Quando o tema é o enfrentamento de situações como assédio, etarismo e violência política, as mulheres também despontam como principal alvo. A pesquisa revela que elas são as que mais sofrem assédio moral. No total, 20 mulheres afirmaram enfrentar esse problema “sempre”, “muitas vezes” e “às vezes”, contra oito homens que responderam das mesmas formas. Das 34 respostas registradas de mulheres, 26 afirmaram sofrer machismo “sempre”, “muitas vezes” ou “às vezes”. As professoras também são as que mais sofrem violência política. No total, 16 afirmaram que enfrentam esse problema “sempre”, “muitas vezes” ou “às vezes”, contra 13 homens.

 

“Nós docentes mulheres temos um sobrecarga maior devido a soma ao trabalho em casa, mas uma situação que também adoece as mulheres aqui no INC são os assédios. Somos assediadas pelos homens, que, em algumas situações, não permitem que as docentes falem, interrompendo-as, principalmente, quando estão em sua maioria”, relata Célia Maia.

 

A pauta do assédio – violência que pode ocasionar adoecimento físico e mental – tem sido acompanhada pela ADUA. No dia 08 de abril deste ano, a Diretoria se reuniu com o corregedor da Ufam, Rafael Menezes, e o ouvidor geral, Raul Spíndola, para tratar sobre o tema.
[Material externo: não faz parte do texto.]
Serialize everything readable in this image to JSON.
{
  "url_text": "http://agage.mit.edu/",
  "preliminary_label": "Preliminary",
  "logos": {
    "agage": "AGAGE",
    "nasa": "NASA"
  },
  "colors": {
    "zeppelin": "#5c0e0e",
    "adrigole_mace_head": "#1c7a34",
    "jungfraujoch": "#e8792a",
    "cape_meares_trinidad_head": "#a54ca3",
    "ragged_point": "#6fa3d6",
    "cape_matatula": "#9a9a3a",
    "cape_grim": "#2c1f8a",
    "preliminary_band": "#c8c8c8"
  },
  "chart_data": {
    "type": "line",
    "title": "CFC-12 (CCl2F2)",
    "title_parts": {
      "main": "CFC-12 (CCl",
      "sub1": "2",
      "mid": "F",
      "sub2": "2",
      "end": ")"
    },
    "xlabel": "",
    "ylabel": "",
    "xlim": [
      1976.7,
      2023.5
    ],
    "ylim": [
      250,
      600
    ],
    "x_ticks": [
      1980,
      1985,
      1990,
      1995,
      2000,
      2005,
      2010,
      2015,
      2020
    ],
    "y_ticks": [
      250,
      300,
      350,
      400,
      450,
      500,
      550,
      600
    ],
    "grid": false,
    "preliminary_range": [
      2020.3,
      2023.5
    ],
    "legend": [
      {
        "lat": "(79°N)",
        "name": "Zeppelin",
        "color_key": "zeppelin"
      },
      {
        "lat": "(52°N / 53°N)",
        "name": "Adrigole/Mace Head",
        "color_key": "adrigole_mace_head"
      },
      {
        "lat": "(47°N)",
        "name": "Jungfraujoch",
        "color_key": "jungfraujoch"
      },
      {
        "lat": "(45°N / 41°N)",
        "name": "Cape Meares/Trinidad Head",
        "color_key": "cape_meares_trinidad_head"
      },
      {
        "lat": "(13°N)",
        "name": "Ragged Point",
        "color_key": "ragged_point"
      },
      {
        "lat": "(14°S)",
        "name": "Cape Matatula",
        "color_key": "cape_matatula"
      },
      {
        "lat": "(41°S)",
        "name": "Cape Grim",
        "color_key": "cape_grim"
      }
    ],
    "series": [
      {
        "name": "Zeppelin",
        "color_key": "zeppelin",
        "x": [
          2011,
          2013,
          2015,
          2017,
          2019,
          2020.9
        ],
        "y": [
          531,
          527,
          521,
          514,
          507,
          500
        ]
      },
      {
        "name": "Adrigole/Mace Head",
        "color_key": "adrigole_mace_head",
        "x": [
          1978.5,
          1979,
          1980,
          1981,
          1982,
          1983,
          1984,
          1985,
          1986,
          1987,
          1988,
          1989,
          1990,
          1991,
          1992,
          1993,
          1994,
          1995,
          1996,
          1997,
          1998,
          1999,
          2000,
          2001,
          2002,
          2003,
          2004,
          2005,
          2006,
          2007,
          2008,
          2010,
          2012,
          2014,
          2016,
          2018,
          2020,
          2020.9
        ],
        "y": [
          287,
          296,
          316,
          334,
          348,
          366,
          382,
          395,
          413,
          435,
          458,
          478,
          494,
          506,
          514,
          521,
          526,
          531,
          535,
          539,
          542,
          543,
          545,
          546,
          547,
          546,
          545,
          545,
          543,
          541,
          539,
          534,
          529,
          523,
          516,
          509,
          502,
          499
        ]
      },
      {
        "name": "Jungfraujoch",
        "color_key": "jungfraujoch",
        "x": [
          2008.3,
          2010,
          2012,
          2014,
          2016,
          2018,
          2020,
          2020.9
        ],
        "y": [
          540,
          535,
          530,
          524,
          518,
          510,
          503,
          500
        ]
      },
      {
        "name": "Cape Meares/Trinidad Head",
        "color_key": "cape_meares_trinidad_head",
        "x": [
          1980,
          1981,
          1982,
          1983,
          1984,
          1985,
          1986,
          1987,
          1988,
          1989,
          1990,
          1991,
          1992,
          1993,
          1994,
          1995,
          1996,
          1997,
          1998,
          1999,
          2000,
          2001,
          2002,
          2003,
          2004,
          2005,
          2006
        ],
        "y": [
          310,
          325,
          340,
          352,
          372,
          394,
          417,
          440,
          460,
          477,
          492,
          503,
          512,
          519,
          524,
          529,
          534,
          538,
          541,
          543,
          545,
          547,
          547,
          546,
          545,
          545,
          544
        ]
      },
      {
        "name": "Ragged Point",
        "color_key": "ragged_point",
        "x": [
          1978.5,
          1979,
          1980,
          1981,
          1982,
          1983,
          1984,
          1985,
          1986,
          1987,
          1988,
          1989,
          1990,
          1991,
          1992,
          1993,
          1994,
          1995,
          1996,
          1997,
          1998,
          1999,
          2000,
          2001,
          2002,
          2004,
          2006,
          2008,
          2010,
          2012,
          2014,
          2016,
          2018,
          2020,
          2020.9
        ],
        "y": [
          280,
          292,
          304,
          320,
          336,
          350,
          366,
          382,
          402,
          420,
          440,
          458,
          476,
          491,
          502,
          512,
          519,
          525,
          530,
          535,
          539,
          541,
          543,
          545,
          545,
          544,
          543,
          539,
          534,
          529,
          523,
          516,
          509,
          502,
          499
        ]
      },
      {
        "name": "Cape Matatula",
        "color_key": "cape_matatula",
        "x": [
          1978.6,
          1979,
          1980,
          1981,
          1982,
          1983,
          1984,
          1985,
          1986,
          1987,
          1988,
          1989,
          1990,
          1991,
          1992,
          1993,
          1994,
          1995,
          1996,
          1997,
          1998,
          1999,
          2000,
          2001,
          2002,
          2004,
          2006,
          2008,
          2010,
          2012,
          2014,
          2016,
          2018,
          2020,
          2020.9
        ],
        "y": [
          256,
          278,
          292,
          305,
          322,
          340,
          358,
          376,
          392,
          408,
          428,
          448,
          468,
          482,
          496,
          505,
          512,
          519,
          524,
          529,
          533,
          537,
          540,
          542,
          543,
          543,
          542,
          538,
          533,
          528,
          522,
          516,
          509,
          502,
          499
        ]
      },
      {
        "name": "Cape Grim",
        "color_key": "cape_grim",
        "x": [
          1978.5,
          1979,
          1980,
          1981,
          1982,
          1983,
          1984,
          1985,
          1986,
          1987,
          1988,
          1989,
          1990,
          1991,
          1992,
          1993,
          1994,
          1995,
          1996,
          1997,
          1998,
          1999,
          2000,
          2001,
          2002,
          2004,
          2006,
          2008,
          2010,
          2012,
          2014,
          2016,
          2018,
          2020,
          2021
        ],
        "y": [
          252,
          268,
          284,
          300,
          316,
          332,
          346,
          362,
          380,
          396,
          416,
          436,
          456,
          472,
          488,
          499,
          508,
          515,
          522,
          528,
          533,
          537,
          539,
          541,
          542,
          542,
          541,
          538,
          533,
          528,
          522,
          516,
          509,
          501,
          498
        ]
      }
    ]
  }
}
O objetivo da reunião foi a reestruturação das políticas de enfrentamento aos assédios moral e sexual na universidade. A ADUA garantiu o apoio às iniciativas e destacou a atuação histórica da Seção Sindical e do ANDES-SN na prevenção e combate a esses tipos de violência.

 

“Tanto a ADUA quanto o ANDES-SN possuem histórico de luta contra a prática de assédio moral e sexual não apenas nas universidades, mas nas instituições federais de ensino como um todo e em todos os ambientes da sociedade. Continuamente fazemos campanhas educativas, de prevenção. Esse tem sido nosso papel. E nós, com certeza, vamos unir nossas forças com a universidade no combate a esses tipos de violência”, afirmou a presidente da ADUA, Ana Lúcia Gomes. Na ocasião, a docente entregou ao corregedor os materiais do ANDES-SN sobre a temática: a cartilha “Combatendo os assédios moral, sexual e outras violências” e o “Protocolo de combate, prevenção, enfrentamento e apuração de assédio moral e sexual, racismo, LGBT-fobia e qualquer discriminação e violência”, afirmou.